Une ombre au tableau

© Judith Kaufmann

Nombreux sont les films sur l’école sortis ces dernières années pour en révéler les coulisses pas toujours roses, mais aussi pour mettre en avant le rôle des professeur·es et leur dévouement envers leurs élèves. C’est notamment le cas d’Un métier sérieux de Thomas Lilti, sorti l’année dernière. 


Dans La Salle des Profs, du réalisateur allemand İlker Çatak, l’école (avec ses classes, ses escaliers, son gymnase) constitue le lieu d’un huis-clos oppressant où la tension s’accumule, sans jamais vraiment finir par exploser. Construit à la manière d’un thriller psychologique, le film suit l’enquête de la professeure de mathématiques et d’éducation physique Carla Nowak (interprétée par l’actrice Leonie Benesch), fraîchement arrivée dans un collège. Après une série de vols, les professeur·es accusent les élèves et mettent en place des fouilles et des interrogatoires afin de retrouver le coupable, jusqu’à mettre en cause Ali, un élève d’origine étrangère. 

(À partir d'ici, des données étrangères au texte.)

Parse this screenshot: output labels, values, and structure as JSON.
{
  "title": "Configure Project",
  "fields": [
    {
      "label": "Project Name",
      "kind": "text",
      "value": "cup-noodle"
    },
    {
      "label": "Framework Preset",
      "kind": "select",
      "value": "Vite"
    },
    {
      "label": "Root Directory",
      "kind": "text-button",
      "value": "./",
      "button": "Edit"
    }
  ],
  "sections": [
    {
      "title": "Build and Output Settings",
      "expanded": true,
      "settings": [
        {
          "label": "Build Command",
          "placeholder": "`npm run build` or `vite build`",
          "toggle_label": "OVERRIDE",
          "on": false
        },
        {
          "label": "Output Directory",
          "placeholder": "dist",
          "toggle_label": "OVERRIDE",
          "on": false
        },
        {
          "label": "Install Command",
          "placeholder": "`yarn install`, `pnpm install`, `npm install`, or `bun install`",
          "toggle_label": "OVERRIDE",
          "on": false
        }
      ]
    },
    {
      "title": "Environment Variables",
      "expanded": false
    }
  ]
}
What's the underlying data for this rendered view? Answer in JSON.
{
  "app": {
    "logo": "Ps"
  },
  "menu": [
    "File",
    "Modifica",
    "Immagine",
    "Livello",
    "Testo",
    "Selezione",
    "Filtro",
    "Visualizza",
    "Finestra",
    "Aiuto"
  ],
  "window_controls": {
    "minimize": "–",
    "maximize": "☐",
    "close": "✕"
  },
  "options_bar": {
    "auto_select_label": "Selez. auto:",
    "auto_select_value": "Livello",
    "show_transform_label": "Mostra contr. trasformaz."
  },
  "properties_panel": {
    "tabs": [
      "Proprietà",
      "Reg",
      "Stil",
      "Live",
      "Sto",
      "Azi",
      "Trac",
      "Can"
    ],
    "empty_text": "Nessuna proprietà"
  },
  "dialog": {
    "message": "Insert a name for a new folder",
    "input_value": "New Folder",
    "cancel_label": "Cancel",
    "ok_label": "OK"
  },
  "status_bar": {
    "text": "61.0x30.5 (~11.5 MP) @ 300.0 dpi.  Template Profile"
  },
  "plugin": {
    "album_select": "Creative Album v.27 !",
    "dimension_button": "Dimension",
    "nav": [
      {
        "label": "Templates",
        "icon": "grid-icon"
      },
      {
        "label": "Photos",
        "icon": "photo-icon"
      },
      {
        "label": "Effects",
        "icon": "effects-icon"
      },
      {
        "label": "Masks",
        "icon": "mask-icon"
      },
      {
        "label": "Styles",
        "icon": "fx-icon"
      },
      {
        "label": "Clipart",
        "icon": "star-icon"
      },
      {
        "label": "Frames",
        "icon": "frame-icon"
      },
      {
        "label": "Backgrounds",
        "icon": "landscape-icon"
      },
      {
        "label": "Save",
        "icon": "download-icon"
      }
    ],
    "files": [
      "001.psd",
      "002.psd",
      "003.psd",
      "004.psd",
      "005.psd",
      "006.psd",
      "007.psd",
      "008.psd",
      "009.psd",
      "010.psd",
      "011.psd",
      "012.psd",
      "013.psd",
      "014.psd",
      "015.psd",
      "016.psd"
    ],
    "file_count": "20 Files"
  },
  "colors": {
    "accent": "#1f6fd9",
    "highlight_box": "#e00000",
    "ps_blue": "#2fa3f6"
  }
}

À l’inverse de ses collègues, Carla se prononce contre ces manières de faire, d’autant plus que ses soupçons se portent rapidement vers une adulte qui travaille dans l’école. Cette découverte ébranle sa classe, puis l’école tout entière, alors que les élèves, bientôt suivi·es par leurs parents, se rebellent contre leur professeure, et qu’une ambiance paranoïaque se répand. De plus en plus isolée de ses collègues, Carla perd la confiance de ses élèves et la direction de l’école réagit par des mesures autoritaires.


Le film fait le pari d’interroger cette autorité que les professeur·es possèdent sur les élèves, même dans une école où les jeunes délégué·es de classe sont invité·es aux réunions et ont leur mot à dire. Comment faire de l’endroit où l’on forme les citoyens et citoyennes du futur un lieu réellement démocratique ? À l’école, les élèves obéissent aux professeur·es. Que se passe-t-il quand ce n’est plus le cas ? L’école est-elle prête à recevoir ces remises en question avec ouverture ou se base-t-elle uniquement sur le respect sans faille de la hiérarchie ? À ce titre, une scène centrale du film est l’interview de Carla pour le journal de l’école dans ce contexte tendu. Les rôles y sont inversés : d’habitude, c’est la professeure qui questionne ses élèves, mais ce sont les élèves qui passent cette fois-ci la professeure au grill. 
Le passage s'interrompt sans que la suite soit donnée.